Al Gore’s essay about climate change in Rolling Stone last week was mostly about how the news media have utterly failed to be an effective referee of the phony debate over science, but most of the attention it generated (predictably) focused on his criticisms of President Obama’s handling of climate policy. Gore encapsulated the conventional wisdom: Obama failed to use his bully pulpit to educate the public about climate change, failed to deliver comprehensive clean energy and climate legislation, and failed to deliver a strong international agreement in Copenhagen.
True enough, but it’s not the end of the story. Neither the fate of climate legislation nor Copenhagen was entirely within the president’s control. No doubt Obama could have done more to push the Senate and the international negotiations, but whether that would have changed the outcomes is impossible to determine.
On the other hand, Obama stood up to House Republicans and some Democrats to successfully defend the EPA’s authority to regulate global warming pollution in the April budget deal to fund the government through the end of this fiscal year. The Supreme Court has reiterated that it is the EPA’s job to set standards to limit heat-trapping pollutants. And the president’s chief of staff, Bill Daley, recently reiterated the administration’s determination to veto any legislation that would undermine the EPA’s ability to protect public health.
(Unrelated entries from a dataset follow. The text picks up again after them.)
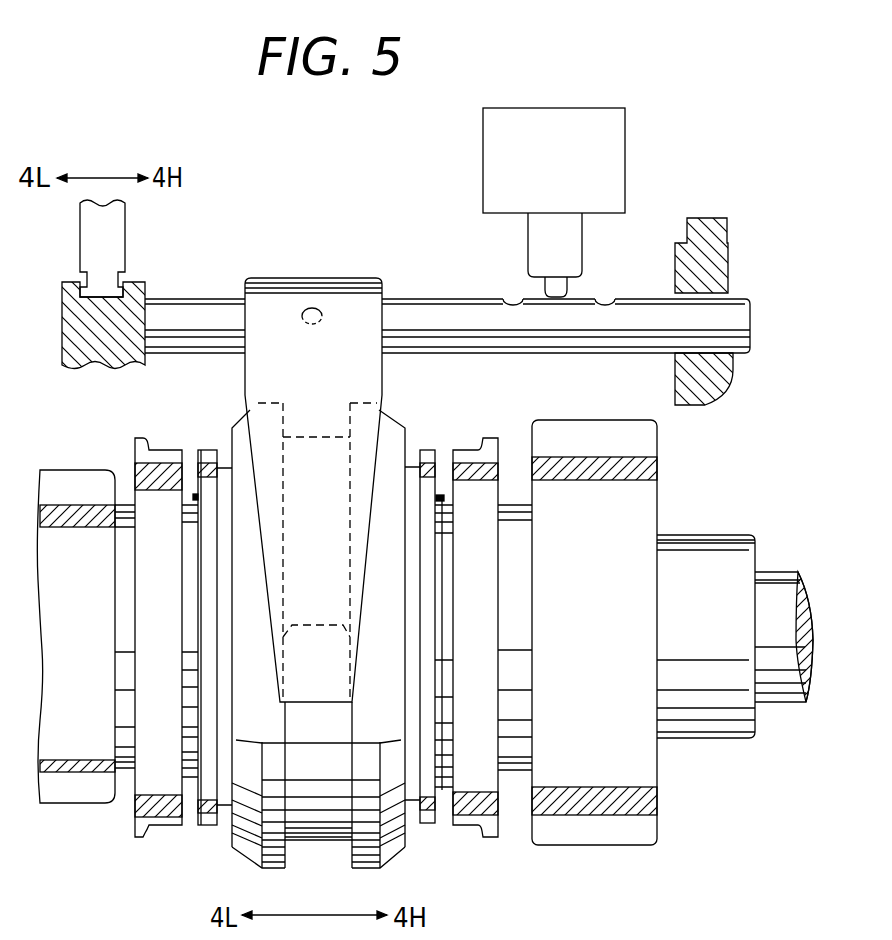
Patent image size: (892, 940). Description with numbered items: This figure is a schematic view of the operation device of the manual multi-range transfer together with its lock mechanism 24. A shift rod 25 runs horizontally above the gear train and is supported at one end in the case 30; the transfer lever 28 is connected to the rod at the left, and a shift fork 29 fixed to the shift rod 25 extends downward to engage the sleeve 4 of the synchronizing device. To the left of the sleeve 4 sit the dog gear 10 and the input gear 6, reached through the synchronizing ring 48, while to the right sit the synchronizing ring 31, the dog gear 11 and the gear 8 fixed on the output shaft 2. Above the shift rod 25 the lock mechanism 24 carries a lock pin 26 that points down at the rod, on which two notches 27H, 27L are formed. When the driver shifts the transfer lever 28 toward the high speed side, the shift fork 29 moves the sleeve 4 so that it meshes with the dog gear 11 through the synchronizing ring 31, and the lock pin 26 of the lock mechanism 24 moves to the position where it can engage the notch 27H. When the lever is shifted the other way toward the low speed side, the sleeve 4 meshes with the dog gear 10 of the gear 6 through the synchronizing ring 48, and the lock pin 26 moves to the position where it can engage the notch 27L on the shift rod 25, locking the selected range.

The output shaft 2 is at (718, 567).
The sleeve 4 is at (388, 430).
The input gear 6 is at (82, 485).
The gear 8 is at (608, 430).
The dog gear 10 is at (163, 457).
The dog gear 11 is at (490, 452).
The lock mechanism 24 is at (608, 155).
The shift rod 25 is at (422, 312).
The lock pin 26 is at (560, 299).
The notch 27H is at (510, 303).
The notch 27L is at (605, 303).
The transfer lever 28 is at (110, 222).
The shift fork 29 is at (347, 330).
The case 30 is at (705, 237).
The synchronizing ring 31 is at (428, 452).
The synchronizing ring 48 is at (210, 452).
Now the question is what the Obama administration will do with its authority. The administration is currently developing standards addressing the two biggest sources of global warming pollution: power plants and cars. Together these standards address about 60 percent of U.S. CO2 emissions and they have the potential to reduce overall U.S. emissions significantly. Both of these standards (for power plants under Section 111 of the Clean Air Act, and for passenger vehicles under Section 202) are being drafted right now and will be proposed in September and finalized next spring.
When it comes to reducing emissions from power plants and automobiles using the Clean Air Act, the president is master of his own (and our) fate. The climate legacy of his first term can still be very positive if he delivers strong standards and defends them.
Recent reports about the administration’s proposal for vehicle standards, which will increase the fuel efficiency and reduce heat-trapping pollution from model year 2017-2025 vehicles, make my colleague, Roland Hwang, cautiously optimistic that the final rule will continue the significant progress currently being made by the automobile industry and bring the average fuel economy of new cars close to 60 miles per gallon by 2025.
No details have been reported about the administration’s approach to the power plant rule, but during his State of the Union Address this year the president called on Congress to pass a “clean energy standard” to ensure that at least 80 percent of America’s electricity will come from low carbon sources by 2035. There is no evidence that this Congress will heed that call. Fortunately, power plant pollution standards under the Clean Air Act can set us on a path toward that goal, and all Congress has to do is stay out of the way. As with automobiles, the power plant standards simply need to continue the progress we have seen over the last few years: Between 2005 and 2010 emissions from the electric sector declined by 6 percent (this is not primarily due to the recession — GDP is 5 percent higher than it was in 2005 and total electricity generation is 2 percent higher).